Wendy's International Inc., operator of the third-largest U.S. hamburger chain, said on Friday its fourth-quarter earnings rose, helped by sales improvements at both its Wendy's and Tim Hortons donut chains.

The company reported net income of $46.6 million, or 42 cents a share, compared with $34.4 million, or 29 cents a share, a year earlier. In the year earlier quarter, Wendy's had an $18 million pretax charge. 

Wendy's was expected to earn 41 cents to 43 cents a share, with a mean estimate of 42 cents, according to research firm Thomson Financial/First Call. In December, Wendy's reaffirmed its expectation for full-year earnings of $1.64 to $1.67 a share for 2001. 

Systemwide sales rose 8.5 percent to $2.1 billion. 

Fourth-quarter same-store sales at Wendy's, or those at units opened at least one year, grew 2.4 percent at the company's U.S. company restaurants, while those at Tim Hortons' Canadian restaurants rose 8 percent, Wendy's said. 

The company said that preliminary January results were strong, with Wendy's U.S. company same-store sales up 6.7 percent, and Tim Hortons Canadian units up 8.1 percent. 

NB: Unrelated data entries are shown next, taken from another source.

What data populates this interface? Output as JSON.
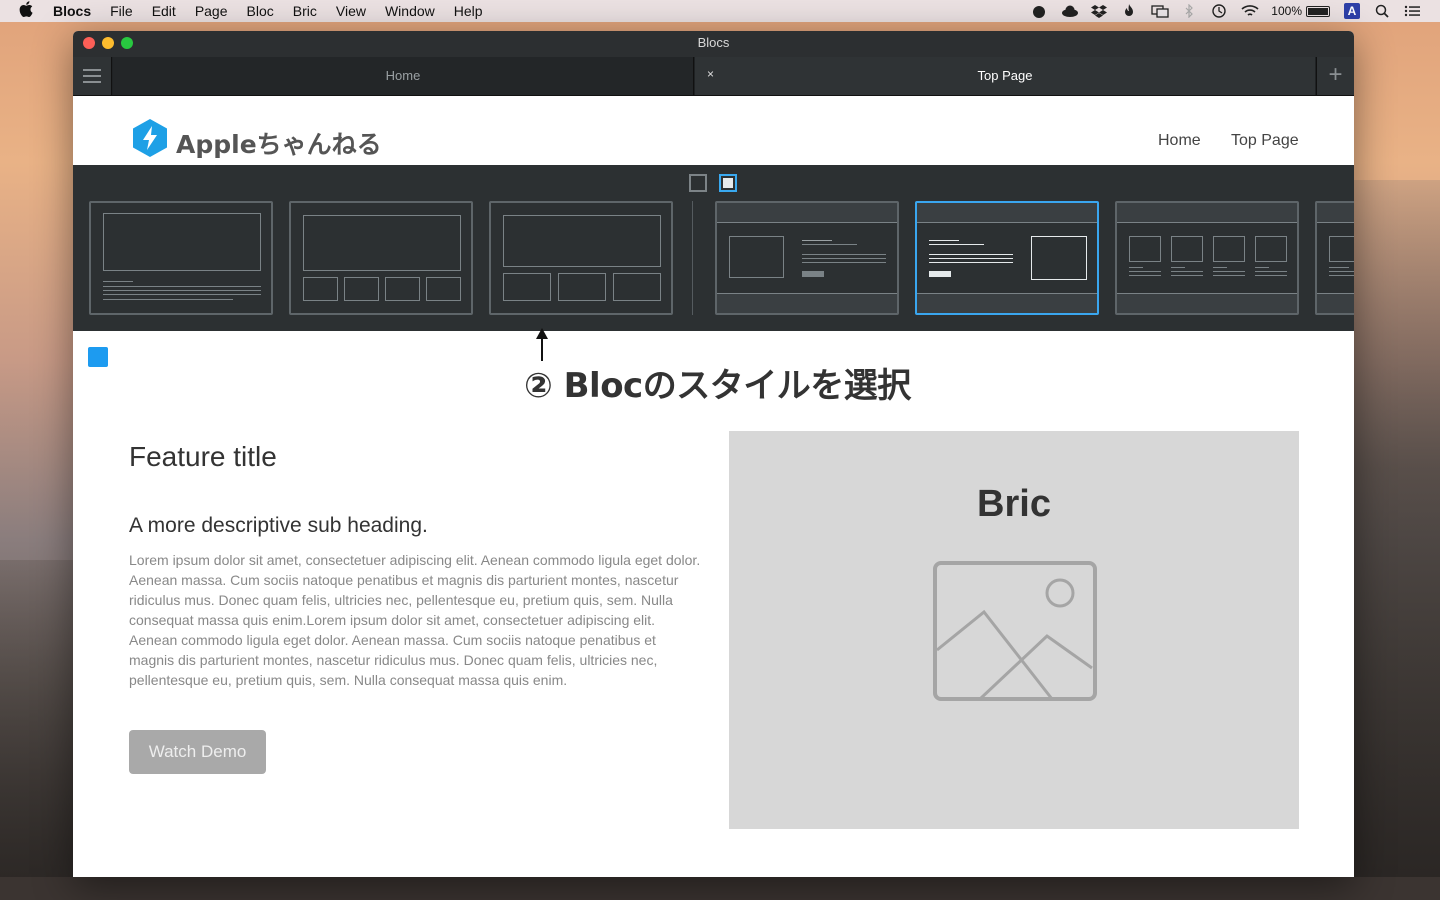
{
  "menubar": {
    "app_name": "Blocs",
    "items": [
      "File",
      "Edit",
      "Page",
      "Bloc",
      "Bric",
      "View",
      "Window",
      "Help"
    ],
    "battery": "100%",
    "ime": "A"
  },
  "window": {
    "title": "Blocs",
    "tabs": [
      {
        "label": "Home"
      },
      {
        "label": "Top Page",
        "close": "×"
      }
    ],
    "add_tab": "+"
  },
  "site": {
    "logo_text": "Appleちゃんねる",
    "nav": [
      "Home",
      "Top Page"
    ]
  },
  "annotation": "② Blocのスタイルを選択",
  "content": {
    "feature_title": "Feature title",
    "sub_heading": "A more descriptive sub heading.",
    "body": "Lorem ipsum dolor sit amet, consectetuer adipiscing elit. Aenean commodo ligula eget dolor. Aenean massa. Cum sociis natoque penatibus et magnis dis parturient montes, nascetur ridiculus mus. Donec quam felis, ultricies nec, pellentesque eu, pretium quis, sem. Nulla consequat massa quis enim.Lorem ipsum dolor sit amet, consectetuer adipiscing elit. Aenean commodo ligula eget dolor. Aenean massa. Cum sociis natoque penatibus et magnis dis parturient montes, nascetur ridiculus mus. Donec quam felis, ultricies nec, pellentesque eu, pretium quis, sem. Nulla consequat massa quis enim.",
    "button": "Watch Demo",
    "bric_title": "Bric"
  },
  "colors": {
    "accent": "#1d9bf0",
    "selected_thumb": "#3aa6ef",
    "logo": "#1ea0e6"
  }
}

``Obviously, they're on target with their EPS (earnings per share),'' said Bear Stearns analyst Joe Buckley, who rates the shares attractive. ``The comps (same-store sales) for January were quite good. The first quarter is off to a really good start.'' 

Wendy's last month lost its founder and long-time Chairman Dave Thomas to liver cancer. Thomas' death marked an end to more than 10 years of self-effacing advertising. His affable personality and down-to-earth style helped sell the company's products. 

Wendy's stock has risen more than 13 percent since September, and has outperformed that S&P 500 Index by nearly 17 percent in the same time period. 

Shares of the company, which trails larger hamburger rivals McDonald's Corp. and Burger King Corp., were up 25 cents to $32.21 at early afternoon on the New York Stock Exchange.